The Art of Dance




Patricia Lavoie’s dance students are dressed for an upcoming performance (“a delightful production,” says Lavoie) that’s based on a book by local author Tracy Kane called “Fairy Flight.” It’s one of two major performances that draw large audiences for the Southern New Hampshire Dance Theater each year; the other is “The Nutcracker.” Lavoie, who danced professionally with the Connecticut Ballet and others, began the dance school and performing company 14 years ago in Bedford, where she had grown up: “I wanted to bring back to my hometown community the opportunities that weren’t available to me when I was a child.” The school has sent students to continue their training at prestigious dance companies such as The Boston Ballet, The Joffrey Ballet of Chicago and the American Ballet Theater. She takes pride in not only helping students pursue their dream of being professional dancers, but also of cultivating a love of the art of dance in many others.

Did you put on shows for people as a child?

Yes — in our family living room for anyone who would watch. My parents were of course my biggest fans.

Why ballet?

I saw “Swan Lake” when I was young … and it was love at first sight.

Besides dance steps, what does learning dance teach you?

In simple terms, dance teaches us numerous life lessons such as self-discipline, time management and self-awareness. Most of all dance teaches young people how to acquire a skill the hard way — good-ol’-fashioned hard work.

How does a ballerina stand on her toes? Does it hurt?

Ballerinas stand on their toes with the aid of dance shoes we call pointe shoes. And, yes, it does hurt!

How hard is it to find work as a dancer these days?

It’s like anything else. There certainly are some great jobs out there. But it requires a lot of hard work, persistence, luck and in some instances being in the right place at the right time.

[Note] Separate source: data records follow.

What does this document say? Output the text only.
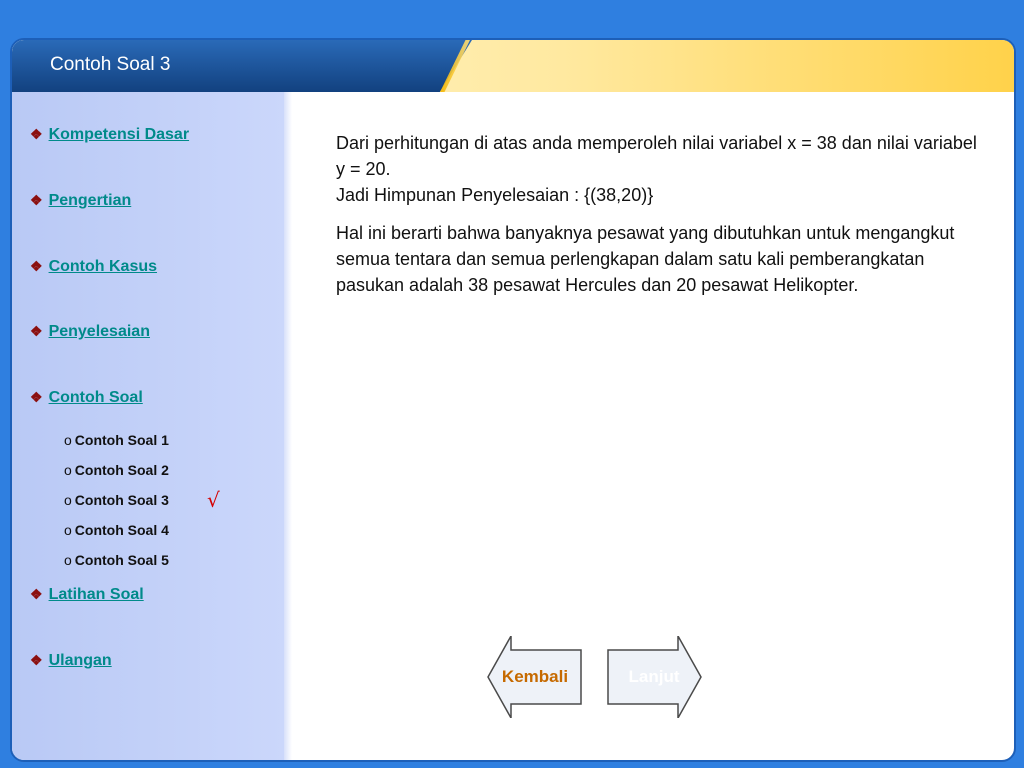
Contoh Soal 3
❖ Kompetensi Dasar
❖ Pengertian
❖ Contoh Kasus
❖ Penyelesaian
❖ Contoh Soal
o Contoh Soal 1
o Contoh Soal 2
o Contoh Soal 3
o Contoh Soal 4
o Contoh Soal 5
❖ Latihan Soal
❖ Ulangan
√

Dari perhitungan di atas anda memperoleh nilai variabel x = 38 dan nilai variabel y = 20.
Jadi Himpunan Penyelesaian : {(38,20)}

Hal ini berarti bahwa banyaknya pesawat yang dibutuhkan untuk mengangkut semua tentara dan semua perlengkapan dalam satu kali pemberangkatan pasukan adalah 38 pesawat Hercules dan 20 pesawat Helikopter.

Kembali	Lanjut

Do all of today’s distractions make it hard to attract an audience?

Not necessarily. Our children’s stories such as “Fairy House” and the “The Nutcracker” are very popular and we often attract large audiences.

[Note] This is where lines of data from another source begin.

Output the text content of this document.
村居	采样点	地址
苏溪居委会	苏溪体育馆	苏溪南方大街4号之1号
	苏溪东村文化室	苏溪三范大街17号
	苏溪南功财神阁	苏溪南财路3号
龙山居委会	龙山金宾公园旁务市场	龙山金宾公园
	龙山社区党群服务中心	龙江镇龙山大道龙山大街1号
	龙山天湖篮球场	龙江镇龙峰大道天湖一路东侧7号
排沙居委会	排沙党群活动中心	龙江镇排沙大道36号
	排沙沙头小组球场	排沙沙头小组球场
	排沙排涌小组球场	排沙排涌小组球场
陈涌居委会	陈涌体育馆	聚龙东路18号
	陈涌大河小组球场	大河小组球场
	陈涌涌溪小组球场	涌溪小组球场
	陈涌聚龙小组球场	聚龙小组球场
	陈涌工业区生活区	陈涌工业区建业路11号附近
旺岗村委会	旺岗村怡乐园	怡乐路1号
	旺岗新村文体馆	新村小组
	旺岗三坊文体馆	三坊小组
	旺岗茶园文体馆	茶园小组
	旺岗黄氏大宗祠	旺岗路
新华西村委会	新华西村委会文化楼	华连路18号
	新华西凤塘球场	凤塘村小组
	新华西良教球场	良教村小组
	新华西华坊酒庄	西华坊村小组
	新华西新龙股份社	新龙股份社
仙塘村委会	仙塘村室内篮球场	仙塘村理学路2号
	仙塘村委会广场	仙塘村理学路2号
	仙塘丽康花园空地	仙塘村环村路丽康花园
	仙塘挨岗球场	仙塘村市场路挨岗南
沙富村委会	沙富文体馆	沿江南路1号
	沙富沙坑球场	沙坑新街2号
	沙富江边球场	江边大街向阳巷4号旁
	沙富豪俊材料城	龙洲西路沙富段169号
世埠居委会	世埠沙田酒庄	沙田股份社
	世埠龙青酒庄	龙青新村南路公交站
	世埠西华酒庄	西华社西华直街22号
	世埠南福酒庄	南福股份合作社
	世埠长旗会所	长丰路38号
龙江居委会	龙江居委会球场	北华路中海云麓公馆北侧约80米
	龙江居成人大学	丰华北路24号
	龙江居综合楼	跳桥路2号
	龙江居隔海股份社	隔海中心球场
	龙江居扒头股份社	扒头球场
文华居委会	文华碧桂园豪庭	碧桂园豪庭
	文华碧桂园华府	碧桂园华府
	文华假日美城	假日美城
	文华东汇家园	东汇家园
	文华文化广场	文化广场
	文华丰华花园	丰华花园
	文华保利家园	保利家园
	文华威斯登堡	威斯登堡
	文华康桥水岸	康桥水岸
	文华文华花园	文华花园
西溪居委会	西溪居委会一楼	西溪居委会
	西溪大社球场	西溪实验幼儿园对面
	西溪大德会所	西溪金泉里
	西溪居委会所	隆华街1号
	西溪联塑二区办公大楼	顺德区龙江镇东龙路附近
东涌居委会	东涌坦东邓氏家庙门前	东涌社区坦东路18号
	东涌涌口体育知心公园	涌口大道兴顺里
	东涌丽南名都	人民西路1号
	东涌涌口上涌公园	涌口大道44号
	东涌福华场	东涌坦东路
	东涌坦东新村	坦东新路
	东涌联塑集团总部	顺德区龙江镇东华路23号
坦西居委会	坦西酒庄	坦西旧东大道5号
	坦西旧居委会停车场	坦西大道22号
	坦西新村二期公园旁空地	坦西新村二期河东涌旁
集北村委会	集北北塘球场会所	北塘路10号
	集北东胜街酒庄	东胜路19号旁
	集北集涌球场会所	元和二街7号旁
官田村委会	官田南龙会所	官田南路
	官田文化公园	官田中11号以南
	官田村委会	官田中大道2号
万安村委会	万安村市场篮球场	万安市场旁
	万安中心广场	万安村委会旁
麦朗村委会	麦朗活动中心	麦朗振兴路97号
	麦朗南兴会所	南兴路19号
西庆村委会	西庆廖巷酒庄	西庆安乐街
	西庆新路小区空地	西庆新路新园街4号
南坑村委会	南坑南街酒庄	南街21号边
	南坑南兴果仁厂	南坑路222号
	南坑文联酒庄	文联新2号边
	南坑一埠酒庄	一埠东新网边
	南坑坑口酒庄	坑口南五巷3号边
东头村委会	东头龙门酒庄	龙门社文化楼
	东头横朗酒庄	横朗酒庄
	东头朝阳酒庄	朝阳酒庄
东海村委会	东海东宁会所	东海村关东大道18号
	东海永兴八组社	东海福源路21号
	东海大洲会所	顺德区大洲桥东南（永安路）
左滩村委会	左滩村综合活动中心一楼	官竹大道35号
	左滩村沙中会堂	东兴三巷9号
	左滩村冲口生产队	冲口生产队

How much practice does it take to put on a performance like that?

A lot. Depending on the show it can be weeks or months. Since 2001 we have been hired by the Palace Theatre to perform “The Nutcracker” alongside the Palace Festival Orchestra … so we’ve had a lot of practice putting on

productions.

You’ve said that dance is an important part of society’s cultural fabric and heritage. Do you think it’s as important today as it ever was?

Absolutely. Look at today’s popular TV shows “Dancing with the Stars,” “So You Think You Can Dance” and “America’s Best Dance Crew.” It’s such an integral part of who we are as human beings.

Biggest success story?

The biggest overall success story for SNHDT was back in 2005 when our performing company was evaluated and accepted into Regional Dance America Northeast as a member with performing status. It is an honor to be part of this national organization of pre-professional ballet companies and the exposure and opportunities it has afforded the young dancers has been incredible. My personal success is just knowing that SNHDT has cultivated and facilitated a generation of students (and young people) who really love and appreciate the art of dance. Not to mention the many who have gone on to pursue their dreams of becoming professional dancers.